1. Psychological safety workshops. Google's Project Aristotle found that psychological safety — the belief that you can take risks without being punished — was the strongest predictor of team effectiveness. Training that builds psychological safety has evidence behind it.

2. Communication skills training. Teaching active listening, constructive feedback, and conflict resolution has stronger evidence than personality typing.

3. Role clarification. Many team conflicts stem from unclear roles and responsibilities, not personality differences. Structured role clarification exercises can address this directly.

4. Strengths-based discussion (without types).
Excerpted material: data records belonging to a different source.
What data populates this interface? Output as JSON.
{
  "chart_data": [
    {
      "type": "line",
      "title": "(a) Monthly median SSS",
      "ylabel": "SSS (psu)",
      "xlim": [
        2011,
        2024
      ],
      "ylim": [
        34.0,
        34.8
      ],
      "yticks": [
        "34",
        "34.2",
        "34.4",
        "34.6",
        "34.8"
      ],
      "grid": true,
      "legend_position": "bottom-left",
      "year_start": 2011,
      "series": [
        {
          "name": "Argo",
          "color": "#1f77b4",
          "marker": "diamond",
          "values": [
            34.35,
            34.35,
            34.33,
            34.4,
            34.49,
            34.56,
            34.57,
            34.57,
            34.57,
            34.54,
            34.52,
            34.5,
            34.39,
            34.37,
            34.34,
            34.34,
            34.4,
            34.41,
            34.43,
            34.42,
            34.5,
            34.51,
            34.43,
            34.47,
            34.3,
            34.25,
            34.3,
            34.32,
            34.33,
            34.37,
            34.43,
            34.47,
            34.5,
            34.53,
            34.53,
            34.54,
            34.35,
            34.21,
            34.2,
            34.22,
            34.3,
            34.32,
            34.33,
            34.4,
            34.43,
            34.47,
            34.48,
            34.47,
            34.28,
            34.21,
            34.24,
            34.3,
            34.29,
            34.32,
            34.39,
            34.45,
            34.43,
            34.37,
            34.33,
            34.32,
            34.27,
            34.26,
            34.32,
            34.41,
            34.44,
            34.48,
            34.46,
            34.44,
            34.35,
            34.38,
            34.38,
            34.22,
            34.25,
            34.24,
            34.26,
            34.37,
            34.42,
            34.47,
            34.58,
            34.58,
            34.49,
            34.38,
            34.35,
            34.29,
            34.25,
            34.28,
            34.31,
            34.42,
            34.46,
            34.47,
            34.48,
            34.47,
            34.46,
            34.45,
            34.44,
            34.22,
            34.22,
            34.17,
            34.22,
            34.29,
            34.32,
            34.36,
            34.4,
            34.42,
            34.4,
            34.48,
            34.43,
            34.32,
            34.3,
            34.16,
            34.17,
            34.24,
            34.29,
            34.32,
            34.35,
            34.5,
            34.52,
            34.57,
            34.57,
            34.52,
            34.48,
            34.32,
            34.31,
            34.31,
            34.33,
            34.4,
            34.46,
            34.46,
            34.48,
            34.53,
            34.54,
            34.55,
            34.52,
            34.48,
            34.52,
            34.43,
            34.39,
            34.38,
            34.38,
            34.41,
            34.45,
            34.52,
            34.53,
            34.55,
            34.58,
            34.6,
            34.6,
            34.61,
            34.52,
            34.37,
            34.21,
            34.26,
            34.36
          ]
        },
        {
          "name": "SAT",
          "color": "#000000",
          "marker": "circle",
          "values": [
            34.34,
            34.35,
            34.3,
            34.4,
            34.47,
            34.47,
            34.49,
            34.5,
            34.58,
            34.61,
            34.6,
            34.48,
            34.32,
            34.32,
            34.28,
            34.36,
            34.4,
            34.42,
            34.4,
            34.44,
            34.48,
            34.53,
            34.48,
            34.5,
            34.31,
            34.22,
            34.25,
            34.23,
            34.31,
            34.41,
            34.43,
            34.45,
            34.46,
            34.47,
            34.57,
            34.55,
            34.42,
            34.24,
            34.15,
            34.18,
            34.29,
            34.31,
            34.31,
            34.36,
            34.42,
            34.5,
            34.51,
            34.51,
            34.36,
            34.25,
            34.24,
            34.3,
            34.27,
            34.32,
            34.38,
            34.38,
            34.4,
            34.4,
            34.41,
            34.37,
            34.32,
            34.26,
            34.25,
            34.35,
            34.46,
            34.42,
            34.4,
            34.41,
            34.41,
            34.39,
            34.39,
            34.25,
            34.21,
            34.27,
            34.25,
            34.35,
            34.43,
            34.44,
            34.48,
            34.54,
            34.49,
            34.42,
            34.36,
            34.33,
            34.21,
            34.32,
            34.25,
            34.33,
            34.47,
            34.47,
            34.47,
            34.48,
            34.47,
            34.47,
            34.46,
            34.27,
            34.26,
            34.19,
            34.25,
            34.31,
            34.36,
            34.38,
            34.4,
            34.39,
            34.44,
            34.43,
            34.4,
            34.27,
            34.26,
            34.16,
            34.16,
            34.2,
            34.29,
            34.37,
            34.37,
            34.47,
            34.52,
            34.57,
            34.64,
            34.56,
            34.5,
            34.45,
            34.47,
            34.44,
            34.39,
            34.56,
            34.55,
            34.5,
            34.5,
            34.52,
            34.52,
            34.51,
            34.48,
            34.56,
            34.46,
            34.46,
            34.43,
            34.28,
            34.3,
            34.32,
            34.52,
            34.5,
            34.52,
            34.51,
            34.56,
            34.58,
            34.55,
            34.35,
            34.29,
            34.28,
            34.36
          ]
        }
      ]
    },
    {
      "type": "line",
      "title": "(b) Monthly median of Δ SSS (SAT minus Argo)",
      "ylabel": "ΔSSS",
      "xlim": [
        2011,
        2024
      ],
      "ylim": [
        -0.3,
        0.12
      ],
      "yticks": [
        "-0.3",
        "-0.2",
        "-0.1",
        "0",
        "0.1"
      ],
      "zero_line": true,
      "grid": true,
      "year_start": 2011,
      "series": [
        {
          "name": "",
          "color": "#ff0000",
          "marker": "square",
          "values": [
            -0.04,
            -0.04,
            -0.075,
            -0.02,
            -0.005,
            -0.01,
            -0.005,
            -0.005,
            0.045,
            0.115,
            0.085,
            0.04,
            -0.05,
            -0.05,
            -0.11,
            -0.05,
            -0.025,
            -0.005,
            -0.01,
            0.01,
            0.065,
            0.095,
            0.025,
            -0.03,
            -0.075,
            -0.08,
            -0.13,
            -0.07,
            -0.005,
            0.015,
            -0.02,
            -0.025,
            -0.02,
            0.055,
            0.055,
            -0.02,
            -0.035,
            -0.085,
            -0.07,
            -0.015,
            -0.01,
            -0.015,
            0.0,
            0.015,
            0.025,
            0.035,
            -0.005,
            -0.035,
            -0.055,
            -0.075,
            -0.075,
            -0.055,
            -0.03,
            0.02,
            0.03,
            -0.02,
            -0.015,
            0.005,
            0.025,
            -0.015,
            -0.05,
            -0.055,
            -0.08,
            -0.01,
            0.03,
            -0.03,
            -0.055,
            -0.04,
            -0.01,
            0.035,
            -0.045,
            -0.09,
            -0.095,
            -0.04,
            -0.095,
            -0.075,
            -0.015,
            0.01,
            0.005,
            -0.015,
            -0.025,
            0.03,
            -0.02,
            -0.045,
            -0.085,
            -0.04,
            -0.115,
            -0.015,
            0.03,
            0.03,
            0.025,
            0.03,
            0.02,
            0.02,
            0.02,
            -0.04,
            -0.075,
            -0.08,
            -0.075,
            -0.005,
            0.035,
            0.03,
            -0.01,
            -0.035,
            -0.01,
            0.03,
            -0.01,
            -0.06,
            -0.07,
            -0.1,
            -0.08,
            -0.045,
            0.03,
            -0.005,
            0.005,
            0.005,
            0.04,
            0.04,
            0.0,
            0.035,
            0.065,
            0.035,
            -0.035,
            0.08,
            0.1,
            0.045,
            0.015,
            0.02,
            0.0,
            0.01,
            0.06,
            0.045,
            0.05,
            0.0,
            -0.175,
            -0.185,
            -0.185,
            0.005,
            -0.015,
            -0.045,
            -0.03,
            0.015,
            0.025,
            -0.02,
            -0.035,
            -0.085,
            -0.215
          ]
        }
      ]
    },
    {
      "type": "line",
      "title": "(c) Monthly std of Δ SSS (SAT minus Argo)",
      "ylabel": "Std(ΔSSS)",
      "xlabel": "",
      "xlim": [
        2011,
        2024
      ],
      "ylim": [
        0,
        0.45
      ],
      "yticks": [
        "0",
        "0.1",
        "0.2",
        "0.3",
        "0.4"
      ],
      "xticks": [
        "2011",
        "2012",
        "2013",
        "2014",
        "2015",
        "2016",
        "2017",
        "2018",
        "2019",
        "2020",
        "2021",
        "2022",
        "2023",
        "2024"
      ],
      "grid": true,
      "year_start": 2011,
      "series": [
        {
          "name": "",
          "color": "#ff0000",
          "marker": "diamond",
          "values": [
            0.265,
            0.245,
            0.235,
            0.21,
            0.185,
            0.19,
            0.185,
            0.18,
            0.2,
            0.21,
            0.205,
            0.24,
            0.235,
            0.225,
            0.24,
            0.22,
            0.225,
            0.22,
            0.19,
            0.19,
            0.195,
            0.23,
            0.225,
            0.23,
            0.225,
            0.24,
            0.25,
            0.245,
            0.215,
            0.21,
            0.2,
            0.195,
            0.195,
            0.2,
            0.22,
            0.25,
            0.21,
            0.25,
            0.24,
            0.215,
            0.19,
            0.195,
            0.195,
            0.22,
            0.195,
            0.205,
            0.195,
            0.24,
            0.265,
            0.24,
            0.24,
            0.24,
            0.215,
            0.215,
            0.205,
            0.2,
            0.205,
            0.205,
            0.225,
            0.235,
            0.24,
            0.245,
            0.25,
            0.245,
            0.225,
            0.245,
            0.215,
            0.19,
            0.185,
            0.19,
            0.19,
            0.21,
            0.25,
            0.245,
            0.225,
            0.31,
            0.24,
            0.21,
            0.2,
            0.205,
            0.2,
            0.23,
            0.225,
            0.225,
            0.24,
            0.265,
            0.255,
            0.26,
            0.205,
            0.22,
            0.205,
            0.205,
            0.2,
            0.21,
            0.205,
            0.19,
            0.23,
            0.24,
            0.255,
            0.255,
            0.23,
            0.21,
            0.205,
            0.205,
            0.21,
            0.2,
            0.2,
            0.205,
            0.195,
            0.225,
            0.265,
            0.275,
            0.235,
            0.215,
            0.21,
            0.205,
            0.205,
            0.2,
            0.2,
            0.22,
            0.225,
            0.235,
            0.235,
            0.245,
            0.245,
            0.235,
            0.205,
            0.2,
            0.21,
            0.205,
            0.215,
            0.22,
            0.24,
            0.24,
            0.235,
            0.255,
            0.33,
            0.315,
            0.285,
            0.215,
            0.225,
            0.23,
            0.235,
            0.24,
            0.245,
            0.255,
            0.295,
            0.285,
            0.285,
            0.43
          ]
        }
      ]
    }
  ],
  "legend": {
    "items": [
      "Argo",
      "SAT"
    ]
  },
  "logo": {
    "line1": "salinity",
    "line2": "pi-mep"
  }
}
Having team members discuss what they're good at and what they need from others can generate the same "personality conversation" that MBTI provides, without the pseudoscientific framing.

5. If you must use a personality assessment, use a Big Five measure. The NEO-PI-R or BFI-2 provides dimensional scores that are psychometrically valid and can facilitate evidence-based discussion about individual differences.

Discussion Questions

  1. If you were Marcus, how would you navigate the social dynamics of participating in a team-building exercise you know is not evidence-based? Is there a way to be honest without being alienating?

  2. How should HR professionals be trained to evaluate the scientific basis of tools they purchase? What would "evidence-based HR" look like?

  3. The facilitator's belief in the MBTI is sustained by participant enthusiasm and financial investment. Is there a way to reach facilitators with the psychometric evidence that doesn't trigger identity-protective cognition?

  4. Should companies be required to use evidence-based assessments for any purpose that affects employment decisions? What about for team building only?